Neglect, deprivation and counter-terrorism
What unite many of the Sahel countries are the traditional divisions between north and south, as in the case of Mali mentioned above. Power has been concentrated in the urban parts of the south, whereas the north has been neglected. This, along with the inability of several Sahelian governments to address the socio-economic problems facing their country has created grievances among the population, which is itself one explanation of the turn to radicalisation and terrorism.
Moreover, many of the Sahel governments are backed by Western nations in their effort to fight terrorism. This only seems to strengthen terrorism, as local terror commanders can point to the fact that corrupt leaders are being held in power by the West, which has been a motto for terrorist organisations both outside and inside Africa for decades.
Western counter-terrorism efforts have been in effect since the Bush and post-9/11 era, with the US implementing two different anti-terror programs in the mid-2000s. However, these have been criticised for exacerbating the situation, as they have simply given money to (and consequently reinforced the rule of) unpopular and corrupt regimes. According to one observer, the regimes in Mali and Niger have deliberately provoked Tuareg rebels to take up arms in order to receive more funding for their anti-terror initiatives.
Why the recent attacks are alarming
So despite terror in the Sahel not being a new problem, the attacks in Ouagadougou, where a hotel and a restaurant was targeted, signify an alarming shift in recent trends. The attacks were supposedly planned by an AQIM-affiliated Egyptian named Seif al Adel, who was recently released from Iranian custody in a prisoner swap for an Iranian diplomat. He was then able to move across the Sahel without being detected by security forces, and able to coordinate the attacks together with Al-Mourabitoun’s Mokhtar Belmokhtar, the ‘uncatchable’. The inability to detain these two demonstrates the general failure of the counter-terrorism struggle in the Sahel: despite huge amounts of money being spent, the results are yet to be seen.

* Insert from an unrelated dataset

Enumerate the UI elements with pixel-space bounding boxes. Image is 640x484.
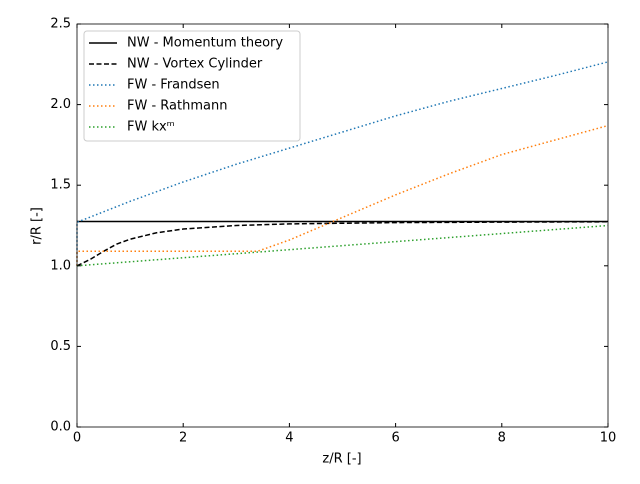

Although AQIM and Al-Mourabitoun have long had a close relationship, there is reason to worry about the fact that they now have planned and carried out two big attacks on Sahelian capitals, as attacks have previously mainly hit military checkpoints in rural areas. According to one analyst at the International Crisis Group, this reflects a change of tactics for the groups as they want to show that they can hold areas larger than their traditional strongholds in northern Mali.
The attacks in Burkina Faso were partially possible due to the instability following the ousting of President Blaise Compaoré in a 2014 popular uprising. However, as mentioned above, ‘stability’ in the shape of leaders unable to address their countries’ problems does not ensure protection from terror either. What is needed is not only an efficient counter-terrorism program, which often equates despotic spying measures and discrimination, but recognition of the deeper underlying problems facing the Sahel. Unless the poverty, food insecurity, discrimination and deprivation faced by many Sahelians are addressed and dealt with, terrorism is likely to grow in the region, with the attacks on Bamako and Ouagadougou only being a sign of things to come.